Monkton celebrates its new municipal building
MONKTON — Monkton Town Clerk Sharon Gomez has been working in the new town office building for about three months now, and she loves it.
“The best part of this building is … everything,” Gomez told the Independent during the building’s grand opening on Saturday. “The cleanliness, the space. I look forward to coming to work now.”
Gomez’s airy, light-filled office provides a wide view of the rest of the town office, and was designed with that in mind by Chris Huston of Bellwether Architects.
“The floor plan is based on where the town clerk’s desk is,” said Monkton Selectboard Chair Stephen Pilcher, who also serves on the Municipal Building Committee and has been one of the building’s biggest advocates.
On Town Meeting Day 2020, after 15 years and several proposals that didn’t quite catch on, Monkton voters approved a $1.7 million bond for the design and construction of a new town office, library and community room. The following August, Naylor & Breen Builders broke ground at 92 Monkton Ridge Road.
The town office occupies the building’s front, northeastern section of the top floor, which is located at street level. To the rear, a wall of windows in the 700-square-foot Community Room offers a view of the Adirondacks and Monkton Pond.
“The front of the building looks like it belongs in the town,” Pilcher said. “But in the back there’s this huge wall of glass that lets this view inside. I love that you can walk into the building and see all the way through, and that once you’re inside you just naturally know where to go.”
Downstairs, the Russell Memorial Library opens out onto a stone patio, and farther out, a flat area of lawn offers enough space to erect a 600-square-foot tent, for weddings and other outdoor events.

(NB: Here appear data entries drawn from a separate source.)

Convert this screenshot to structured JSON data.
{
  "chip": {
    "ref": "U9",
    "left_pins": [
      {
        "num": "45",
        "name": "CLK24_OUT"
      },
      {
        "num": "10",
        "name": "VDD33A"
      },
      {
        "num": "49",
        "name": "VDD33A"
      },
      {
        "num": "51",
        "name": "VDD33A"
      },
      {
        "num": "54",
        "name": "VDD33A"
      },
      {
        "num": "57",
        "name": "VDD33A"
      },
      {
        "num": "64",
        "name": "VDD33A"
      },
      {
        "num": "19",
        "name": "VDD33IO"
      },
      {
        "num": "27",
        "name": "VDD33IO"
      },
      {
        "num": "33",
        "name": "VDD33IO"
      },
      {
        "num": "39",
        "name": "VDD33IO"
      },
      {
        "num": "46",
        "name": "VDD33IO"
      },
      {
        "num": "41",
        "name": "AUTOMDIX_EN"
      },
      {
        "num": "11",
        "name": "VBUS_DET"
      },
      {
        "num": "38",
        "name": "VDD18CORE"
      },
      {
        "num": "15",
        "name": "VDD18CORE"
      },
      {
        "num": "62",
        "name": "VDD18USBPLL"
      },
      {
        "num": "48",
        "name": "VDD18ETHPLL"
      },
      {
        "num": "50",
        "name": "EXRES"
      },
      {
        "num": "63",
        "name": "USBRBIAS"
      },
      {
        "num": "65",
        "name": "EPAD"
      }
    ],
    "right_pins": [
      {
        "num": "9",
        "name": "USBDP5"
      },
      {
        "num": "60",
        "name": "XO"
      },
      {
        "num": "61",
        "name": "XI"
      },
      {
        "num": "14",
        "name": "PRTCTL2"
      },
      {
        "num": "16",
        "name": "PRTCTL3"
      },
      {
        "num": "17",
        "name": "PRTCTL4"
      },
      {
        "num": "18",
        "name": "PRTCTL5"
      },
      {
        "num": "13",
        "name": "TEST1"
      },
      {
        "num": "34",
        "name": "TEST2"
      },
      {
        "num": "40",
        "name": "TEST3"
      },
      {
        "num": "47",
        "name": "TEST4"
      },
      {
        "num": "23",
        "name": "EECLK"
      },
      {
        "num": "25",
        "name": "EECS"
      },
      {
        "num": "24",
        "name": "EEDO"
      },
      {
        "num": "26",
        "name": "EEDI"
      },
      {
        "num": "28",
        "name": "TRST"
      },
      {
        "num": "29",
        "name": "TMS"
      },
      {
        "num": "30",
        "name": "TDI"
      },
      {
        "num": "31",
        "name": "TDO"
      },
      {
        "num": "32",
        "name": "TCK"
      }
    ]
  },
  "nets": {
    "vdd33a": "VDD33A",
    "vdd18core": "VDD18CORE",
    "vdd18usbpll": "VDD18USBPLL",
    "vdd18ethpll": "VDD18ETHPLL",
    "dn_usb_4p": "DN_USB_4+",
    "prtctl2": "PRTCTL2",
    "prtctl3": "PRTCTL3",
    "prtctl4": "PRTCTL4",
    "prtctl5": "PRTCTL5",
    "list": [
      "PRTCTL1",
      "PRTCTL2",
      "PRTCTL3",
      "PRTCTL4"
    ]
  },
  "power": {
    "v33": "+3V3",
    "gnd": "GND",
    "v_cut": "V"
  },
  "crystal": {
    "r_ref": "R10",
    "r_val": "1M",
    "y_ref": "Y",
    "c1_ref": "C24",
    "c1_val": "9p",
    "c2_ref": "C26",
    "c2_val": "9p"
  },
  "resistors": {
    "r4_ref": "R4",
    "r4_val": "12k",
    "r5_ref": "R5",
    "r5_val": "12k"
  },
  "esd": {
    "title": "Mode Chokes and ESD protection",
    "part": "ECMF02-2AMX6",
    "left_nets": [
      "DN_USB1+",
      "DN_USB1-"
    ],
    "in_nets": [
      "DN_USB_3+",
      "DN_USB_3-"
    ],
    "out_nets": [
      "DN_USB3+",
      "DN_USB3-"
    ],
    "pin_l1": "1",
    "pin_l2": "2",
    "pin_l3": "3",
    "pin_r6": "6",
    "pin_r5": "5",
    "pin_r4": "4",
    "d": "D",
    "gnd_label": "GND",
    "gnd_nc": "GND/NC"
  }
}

At 5,292 total square feet, the new building offers a lot more space than the old Town Hall (which was built around 1850) and the former one-room Russell Memorial Library building (1971), which together totaled 2,089 square feet.
Monkton officials were able to move all of the town’s vital records in a single day — after a great deal of packing and coordination. The town also relocated the vault door, which weighs roughly 1,500 pounds.
“It took six guys and a crane to lift it,” Pilcher said.
In mid-June, the folks at Russell Memorial Library moved 4,000 to 5,000 books into their new digs, along with the shelving needed to hold them.
“We were only closed for one day, but we had been packing for a long time before that,” said Debbie Chamberlin, who has been the Russell librarian for more than 30 years. “It was a well-organized move.”
On moving day, library officials got help from the Russell family, whose ancestors founded Monkton’s first library in the late 19th century and whose gift in 1970 funded construction of the building now being vacated.
Chamberlin also used the move as an opportunity to weed out a few books from the library’s collection, “but not many,” she noted.
That’s because Russell Memorial had a wonderful collection to begin with, said library trustee Ann Marie Dingler on Saturday.
“I’ve heard people come in and say, ‘Wow, I never expected to find this book here,’” Dingler said.
As with the town clerk’s office upstairs, there’s simply more room in the library to move around.
In the previous building, Assistant Librarian Kat Cyr often felt like she was bumping into things as she reshelved books, she told the Independent.
“Now we have space to do displays,” she said, indicating a special table for Banned Books Week. “And we have more space for programming. We love having guest speakers, especially in the summer for the kids.”
The library also has a game collection and has even begun developing a seed library, she added.
“We’re here for everybody,” Cyr said. “Not just readers.”
“We want the library to be a communal space, a place for conversations about ideas and discovering new things.”
The response from residents so far has been generally positive, Pilcher and Gomez said, though they hadn’t received that many visitors over the past three months.
Such is the nature of town business in the middle of a pandemic.
Now that tax season is coming, Gomez expects more people will drop in, and she has no doubt they’ll be impressed.
Municipal Building Committee member Peter Straube has gotten the sense that many residents are relieved that he and his colleagues have been able to bring the project over the finish line, he said.
Straub was standing at the windows of the Community Room, where people had been passing in and out for a couple of hours, marveling at the view and sampling the doughnuts and cider.
“Our job now is to help people visualize what can be done with this space.”